Tragedy and trauma on the Gaza border
By Ilan Troen ’63
October 11, 2023
Deborah and Shlomi Matias
Deborah and Shlomi Matias died early Saturday morning in their home in Beersheva, Israel, where they were shot by Hamas terrorists. Their son, Rotem, survived because his parents shielded him from the gunfire.
Deborah was the daughter of Ilan Troen ’63, the Stoll Family Professor Emeritus in Israel Studies, and Rotem is his grandson. The following is Professor Troen’s first-person account and perspective. Troen first recounted the events to Daniel Estrin ’06, an Israel-based journalist for National Public Radio, who found his former professor in the Soroka Medical Center waiting room.
Deborah and Shlomi Matias were not murdered in a mere "attack." It was a pogrom.
This was a well-rehearsed act of unbridled violence, not the consequence of an individual’s momentary madness. It is the product of a government that has some recognition. Gaza, under Hamas, mobilized its citizens and trained them in the techniques of warfare to murder innocent civilians from infants to the elderly and did so, as in a pogrom, because of their victim’s faith and identity.
These victims are Jews, an identity that is disparaged by a deviant segment of a potentially tolerant faith with whom Jews have had relations since the seventh century, sometimes more positive than at other times, but always with a measure of discrimination.
Both communities have flourished on occasions with that kind of mutual embrace. But not with Hamas or with versions of current fundamentalist Islam that demeans and has already destroyed historic communities of Jews, Christians and others throughout the Middle East and North Africa. Israel is next on their list, but there they confront Jews who are prepared to protect themselves and still hope for mutual accommodation and peace. It will be a hard slog, but then we have been called "stiff-necked" by the Highest Authority.

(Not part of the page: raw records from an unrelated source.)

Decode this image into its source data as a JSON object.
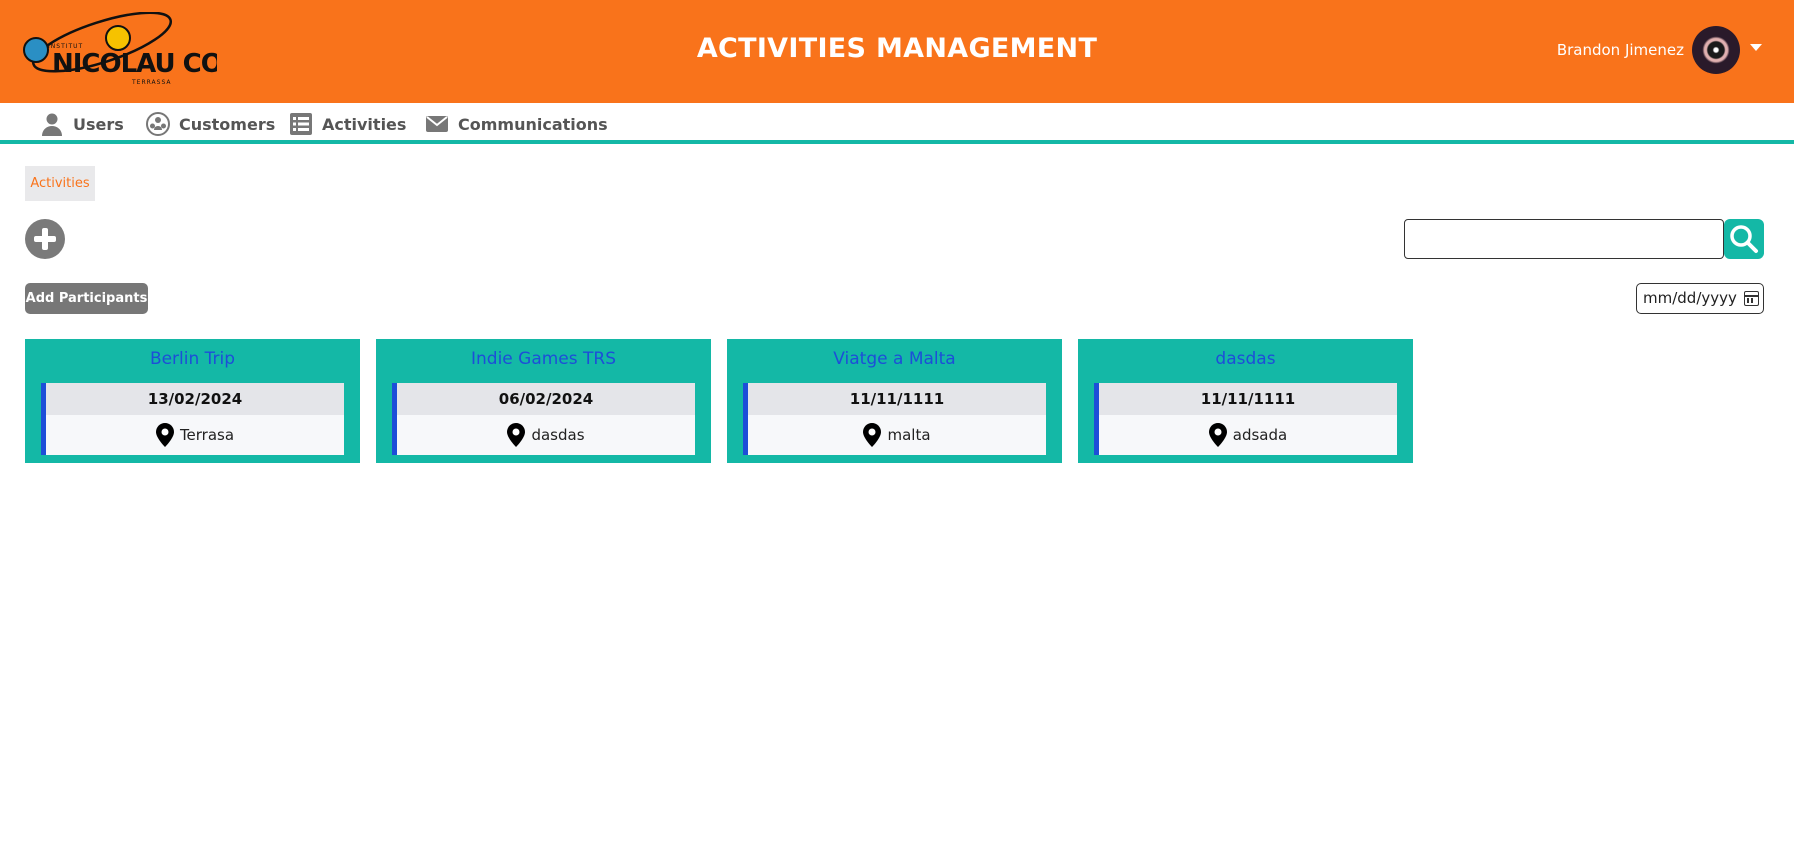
{
  "header": {
    "logo_text": "Institut Nicolau Copèrnic Terrassa",
    "title": "ACTIVITIES MANAGEMENT",
    "user_name": "Brandon Jimenez"
  },
  "nav": {
    "items": [
      {
        "label": "Users",
        "icon": "user-icon"
      },
      {
        "label": "Customers",
        "icon": "customers-icon"
      },
      {
        "label": "Activities",
        "icon": "list-icon"
      },
      {
        "label": "Communications",
        "icon": "envelope-icon"
      }
    ]
  },
  "breadcrumb": {
    "label": "Activities"
  },
  "toolbar": {
    "add_participants_label": "Add Participants",
    "search_placeholder": "",
    "search_value": "",
    "date_placeholder": "mm/dd/yyyy"
  },
  "colors": {
    "header_bg": "#f9731b",
    "accent": "#14b8a6",
    "card_title": "#1d4ed8"
  },
  "activities": [
    {
      "title": "Berlin Trip",
      "date": "13/02/2024",
      "location": "Terrasa"
    },
    {
      "title": "Indie Games TRS",
      "date": "06/02/2024",
      "location": "dasdas"
    },
    {
      "title": "Viatge a Malta",
      "date": "11/11/1111",
      "location": "malta"
    },
    {
      "title": "dasdas",
      "date": "11/11/1111",
      "location": "adsada"
    }
  ]
}
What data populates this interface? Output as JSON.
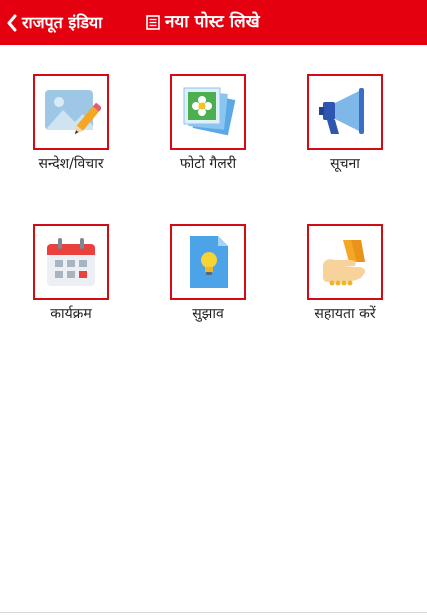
{
  "header": {
    "back_label": "राजपूत इंडिया",
    "title": "नया पोस्ट लिखे",
    "bg_color": "#e50010"
  },
  "tiles": [
    {
      "label": "सन्देश/विचार",
      "icon": "image-edit-icon"
    },
    {
      "label": "फोटो गैलरी",
      "icon": "photo-gallery-icon"
    },
    {
      "label": "सूचना",
      "icon": "megaphone-icon"
    },
    {
      "label": "कार्यक्रम",
      "icon": "calendar-icon"
    },
    {
      "label": "सुझाव",
      "icon": "idea-document-icon"
    },
    {
      "label": "सहायता करें",
      "icon": "donation-hand-icon"
    }
  ],
  "accent_border_color": "#d10c14"
}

The murder of Deborah and Shlomi is but one story of many. When we arrived at Soroka Hospital in Beersheva on Saturday night to look for Rotem, their son who survived with a bullet in his abdomen, we found a scene of anguish and anxiety shared by family members of the 680 victims that had already been brought there. All had a story. Most of us had been deeply involved in the horrific events in an intimate, ongoing, and entirely modern way. We and our loved ones have cell phones. This is not the classic war of soldiers at the front unconnected from civilians at the rear. Victims were in touch with family from shortly after Hamas invaded.
We first heard the repeated “bing, bing” of the app that alerted us to a missile attack somewhere in Israel. Beersheva’s residents had about 45 seconds to scurry to safety. There was the call from Deborah announcing they were attempting to lock their home and “safe room” since there was firing and shouts in Arabic in the neighborhood.

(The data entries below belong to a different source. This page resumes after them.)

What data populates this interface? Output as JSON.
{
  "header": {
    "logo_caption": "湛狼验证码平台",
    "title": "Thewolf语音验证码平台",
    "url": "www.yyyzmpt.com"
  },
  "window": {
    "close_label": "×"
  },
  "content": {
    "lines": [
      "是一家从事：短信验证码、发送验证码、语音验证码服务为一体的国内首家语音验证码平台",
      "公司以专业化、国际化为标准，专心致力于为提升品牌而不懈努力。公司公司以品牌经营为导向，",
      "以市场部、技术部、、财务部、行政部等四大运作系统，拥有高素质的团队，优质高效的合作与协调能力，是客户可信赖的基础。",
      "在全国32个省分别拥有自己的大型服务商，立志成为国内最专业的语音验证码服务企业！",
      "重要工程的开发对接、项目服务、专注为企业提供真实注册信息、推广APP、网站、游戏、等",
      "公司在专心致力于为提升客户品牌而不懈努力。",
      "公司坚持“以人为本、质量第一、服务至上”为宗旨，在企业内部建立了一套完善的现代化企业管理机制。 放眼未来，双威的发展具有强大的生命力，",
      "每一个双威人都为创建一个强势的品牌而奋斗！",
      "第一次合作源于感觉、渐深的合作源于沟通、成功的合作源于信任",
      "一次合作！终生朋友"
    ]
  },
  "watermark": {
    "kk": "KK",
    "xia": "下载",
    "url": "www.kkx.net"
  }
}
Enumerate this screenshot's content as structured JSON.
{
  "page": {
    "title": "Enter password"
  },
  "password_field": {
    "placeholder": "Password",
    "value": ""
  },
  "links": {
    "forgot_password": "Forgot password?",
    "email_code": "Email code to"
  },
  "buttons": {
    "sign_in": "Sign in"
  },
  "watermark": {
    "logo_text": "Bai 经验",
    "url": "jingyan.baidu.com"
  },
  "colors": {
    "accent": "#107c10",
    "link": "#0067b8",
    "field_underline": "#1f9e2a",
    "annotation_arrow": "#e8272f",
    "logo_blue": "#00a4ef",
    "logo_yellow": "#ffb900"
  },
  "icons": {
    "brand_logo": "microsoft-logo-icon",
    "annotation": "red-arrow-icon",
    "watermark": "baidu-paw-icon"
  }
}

Then, there was repeated texting with Rotem, who survived first under his parents’ bodies and notified us of their death. He spent the next twelve or so hours hiding under a bed, and later under a blanket in the laundry room. His rescuers found him covered in a grey to black film from smoke in his house that, like others, was set on fire in the expectation that survivors could then be shot. The “chat,” involving family members throughout the country, provided advice, encouragement, and comfort until he was rescued that night.
Most of Israel was “there.” We heard the shots and shouts, and were present for the tragedy and relief in real time. It makes for a determined and engaged country resolved to confront the evil visited on us by an enemy who must be vanquished.